Facebook’s vice president of infrastructure, Santosh Janardhan, wrote in a blog post that the outage was “triggered not by hostile behavior, but by an error of our own making.”
The issue arose as engineers worked on Facebook’s worldwide backbone network, which includes the computers, routers, and software in its data centers across the world, as well as the fiber-optic connections that connect them.
“During one of these routine maintenance jobs, a command was issued with the intention of assessing the availability of global backbone capacity, which unintentionally took down all of our backbone network connections, effectively disconnecting Facebook data centers around the world,” Janardhan said Tuesday.
Facebook’s systems are supposed to capture such errors, but a fault in the audit tool prevented it from correctly stopping the operation in this case, according to Janardhan.
This update also caused a secondary issue, making it unable to reach Facebook’s servers, even though they were still working.
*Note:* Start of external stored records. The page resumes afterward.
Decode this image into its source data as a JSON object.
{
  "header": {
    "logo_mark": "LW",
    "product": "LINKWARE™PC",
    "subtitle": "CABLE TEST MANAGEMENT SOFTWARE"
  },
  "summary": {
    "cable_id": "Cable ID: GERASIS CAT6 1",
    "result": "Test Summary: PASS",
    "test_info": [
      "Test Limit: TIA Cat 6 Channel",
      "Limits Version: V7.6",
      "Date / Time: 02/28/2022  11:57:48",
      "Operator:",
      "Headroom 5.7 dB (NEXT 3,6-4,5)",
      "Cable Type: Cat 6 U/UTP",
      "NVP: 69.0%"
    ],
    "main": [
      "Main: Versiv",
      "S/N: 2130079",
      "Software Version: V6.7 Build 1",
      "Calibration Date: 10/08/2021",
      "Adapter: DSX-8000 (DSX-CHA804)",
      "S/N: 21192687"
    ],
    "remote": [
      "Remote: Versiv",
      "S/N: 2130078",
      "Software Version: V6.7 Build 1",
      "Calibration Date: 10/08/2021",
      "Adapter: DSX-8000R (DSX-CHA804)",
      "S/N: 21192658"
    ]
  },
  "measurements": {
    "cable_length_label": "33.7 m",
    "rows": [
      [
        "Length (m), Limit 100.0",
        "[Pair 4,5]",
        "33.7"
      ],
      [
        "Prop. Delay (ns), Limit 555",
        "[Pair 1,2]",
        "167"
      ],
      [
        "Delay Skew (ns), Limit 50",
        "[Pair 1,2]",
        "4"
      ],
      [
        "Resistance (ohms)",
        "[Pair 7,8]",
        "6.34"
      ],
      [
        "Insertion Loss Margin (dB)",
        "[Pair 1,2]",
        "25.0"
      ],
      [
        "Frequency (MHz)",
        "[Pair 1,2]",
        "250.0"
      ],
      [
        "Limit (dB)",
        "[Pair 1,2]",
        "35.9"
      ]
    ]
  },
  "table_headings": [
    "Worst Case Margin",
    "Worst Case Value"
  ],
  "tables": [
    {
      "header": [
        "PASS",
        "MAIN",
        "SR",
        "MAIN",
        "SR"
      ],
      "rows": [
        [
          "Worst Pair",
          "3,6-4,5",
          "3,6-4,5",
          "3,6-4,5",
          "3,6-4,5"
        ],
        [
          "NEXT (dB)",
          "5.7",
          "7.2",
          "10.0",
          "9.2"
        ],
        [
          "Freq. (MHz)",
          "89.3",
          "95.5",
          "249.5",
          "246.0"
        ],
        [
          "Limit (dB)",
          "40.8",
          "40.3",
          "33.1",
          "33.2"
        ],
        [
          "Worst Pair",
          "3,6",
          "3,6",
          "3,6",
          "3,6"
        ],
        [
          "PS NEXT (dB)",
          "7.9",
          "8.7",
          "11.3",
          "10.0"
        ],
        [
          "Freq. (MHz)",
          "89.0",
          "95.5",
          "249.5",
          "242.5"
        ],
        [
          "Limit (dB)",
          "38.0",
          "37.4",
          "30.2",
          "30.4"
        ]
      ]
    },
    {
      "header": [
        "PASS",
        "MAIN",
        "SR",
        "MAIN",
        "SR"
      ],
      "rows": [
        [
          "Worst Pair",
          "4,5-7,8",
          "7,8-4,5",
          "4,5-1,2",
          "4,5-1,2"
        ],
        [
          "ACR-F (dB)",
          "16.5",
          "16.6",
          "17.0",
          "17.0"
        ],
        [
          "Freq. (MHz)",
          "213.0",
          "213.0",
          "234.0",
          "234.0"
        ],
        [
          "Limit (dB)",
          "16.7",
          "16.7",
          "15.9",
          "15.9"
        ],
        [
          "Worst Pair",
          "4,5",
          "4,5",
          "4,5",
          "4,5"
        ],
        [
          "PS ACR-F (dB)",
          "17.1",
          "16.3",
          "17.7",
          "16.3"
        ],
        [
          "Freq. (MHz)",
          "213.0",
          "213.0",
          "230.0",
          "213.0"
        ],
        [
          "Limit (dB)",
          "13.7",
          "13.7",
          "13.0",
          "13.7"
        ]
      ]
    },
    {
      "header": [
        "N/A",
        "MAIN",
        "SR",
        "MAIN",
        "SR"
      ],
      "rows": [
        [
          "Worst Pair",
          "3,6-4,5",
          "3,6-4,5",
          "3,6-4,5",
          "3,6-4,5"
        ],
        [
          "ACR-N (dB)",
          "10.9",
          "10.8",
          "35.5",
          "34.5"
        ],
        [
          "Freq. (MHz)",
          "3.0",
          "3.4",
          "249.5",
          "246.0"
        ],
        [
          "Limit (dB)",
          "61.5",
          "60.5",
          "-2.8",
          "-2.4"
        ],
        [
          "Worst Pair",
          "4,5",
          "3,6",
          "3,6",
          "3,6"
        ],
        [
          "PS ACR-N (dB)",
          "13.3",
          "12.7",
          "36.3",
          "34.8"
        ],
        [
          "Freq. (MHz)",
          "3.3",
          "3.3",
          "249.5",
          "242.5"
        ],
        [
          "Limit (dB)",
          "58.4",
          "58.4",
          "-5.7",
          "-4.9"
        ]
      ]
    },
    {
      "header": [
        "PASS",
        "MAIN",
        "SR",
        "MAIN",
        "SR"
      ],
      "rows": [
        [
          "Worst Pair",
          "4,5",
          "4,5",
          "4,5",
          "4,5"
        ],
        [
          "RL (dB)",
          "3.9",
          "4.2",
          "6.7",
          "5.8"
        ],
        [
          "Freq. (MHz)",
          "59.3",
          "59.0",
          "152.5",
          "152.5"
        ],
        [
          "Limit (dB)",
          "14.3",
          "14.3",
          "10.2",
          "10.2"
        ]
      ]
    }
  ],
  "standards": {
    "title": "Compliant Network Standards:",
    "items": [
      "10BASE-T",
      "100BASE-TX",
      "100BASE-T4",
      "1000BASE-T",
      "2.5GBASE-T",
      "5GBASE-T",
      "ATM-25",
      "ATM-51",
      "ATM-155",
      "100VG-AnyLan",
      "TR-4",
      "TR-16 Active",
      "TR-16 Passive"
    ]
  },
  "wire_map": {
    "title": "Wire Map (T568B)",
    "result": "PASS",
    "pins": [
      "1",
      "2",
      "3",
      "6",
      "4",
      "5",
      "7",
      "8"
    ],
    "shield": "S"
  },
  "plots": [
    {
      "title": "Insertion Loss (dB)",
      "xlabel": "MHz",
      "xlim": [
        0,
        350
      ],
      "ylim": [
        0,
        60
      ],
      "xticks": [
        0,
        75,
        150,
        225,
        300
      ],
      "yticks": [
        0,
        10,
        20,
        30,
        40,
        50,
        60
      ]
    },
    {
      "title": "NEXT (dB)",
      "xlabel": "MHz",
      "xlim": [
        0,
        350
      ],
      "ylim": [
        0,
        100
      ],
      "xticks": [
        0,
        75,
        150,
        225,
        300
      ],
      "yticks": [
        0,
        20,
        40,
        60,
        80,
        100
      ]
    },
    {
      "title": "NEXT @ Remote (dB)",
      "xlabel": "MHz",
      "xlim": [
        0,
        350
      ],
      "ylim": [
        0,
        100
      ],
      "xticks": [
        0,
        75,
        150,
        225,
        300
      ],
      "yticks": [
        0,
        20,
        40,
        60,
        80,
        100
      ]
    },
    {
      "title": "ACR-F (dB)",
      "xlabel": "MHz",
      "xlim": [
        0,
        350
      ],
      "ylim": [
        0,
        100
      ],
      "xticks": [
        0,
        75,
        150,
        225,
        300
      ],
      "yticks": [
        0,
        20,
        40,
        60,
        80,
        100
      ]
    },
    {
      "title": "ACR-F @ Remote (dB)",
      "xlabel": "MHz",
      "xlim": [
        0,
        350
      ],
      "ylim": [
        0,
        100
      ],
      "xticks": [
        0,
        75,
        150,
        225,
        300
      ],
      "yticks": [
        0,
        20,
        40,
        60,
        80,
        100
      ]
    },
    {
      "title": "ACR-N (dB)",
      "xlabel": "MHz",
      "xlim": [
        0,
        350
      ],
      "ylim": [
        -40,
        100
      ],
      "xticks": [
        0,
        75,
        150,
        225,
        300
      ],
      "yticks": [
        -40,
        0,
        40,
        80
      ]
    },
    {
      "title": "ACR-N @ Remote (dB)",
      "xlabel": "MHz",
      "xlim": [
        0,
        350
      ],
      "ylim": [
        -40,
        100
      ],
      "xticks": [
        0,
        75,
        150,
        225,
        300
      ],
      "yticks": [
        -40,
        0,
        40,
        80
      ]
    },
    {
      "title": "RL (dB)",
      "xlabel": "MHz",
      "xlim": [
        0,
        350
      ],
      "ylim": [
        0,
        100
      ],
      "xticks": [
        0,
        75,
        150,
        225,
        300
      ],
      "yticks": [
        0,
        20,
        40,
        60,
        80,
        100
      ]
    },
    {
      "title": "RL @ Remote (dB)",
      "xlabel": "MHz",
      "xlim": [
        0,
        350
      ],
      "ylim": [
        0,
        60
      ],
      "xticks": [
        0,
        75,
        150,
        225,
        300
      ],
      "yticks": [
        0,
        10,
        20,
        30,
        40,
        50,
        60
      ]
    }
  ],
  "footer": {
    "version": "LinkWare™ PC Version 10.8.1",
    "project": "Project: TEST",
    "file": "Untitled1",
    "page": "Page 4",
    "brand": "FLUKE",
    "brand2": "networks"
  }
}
Engineers rushed to the scene to address the problem, but the added layers of security took time, according to Janardhan. The data centers are “tough to get into, and once inside, the hardware and routers are designed to be impossible to modify even when you have physical access to them,” according to the company.
Services were progressively restored after connectivity was restored to avoid traffic surges that could cause future failures.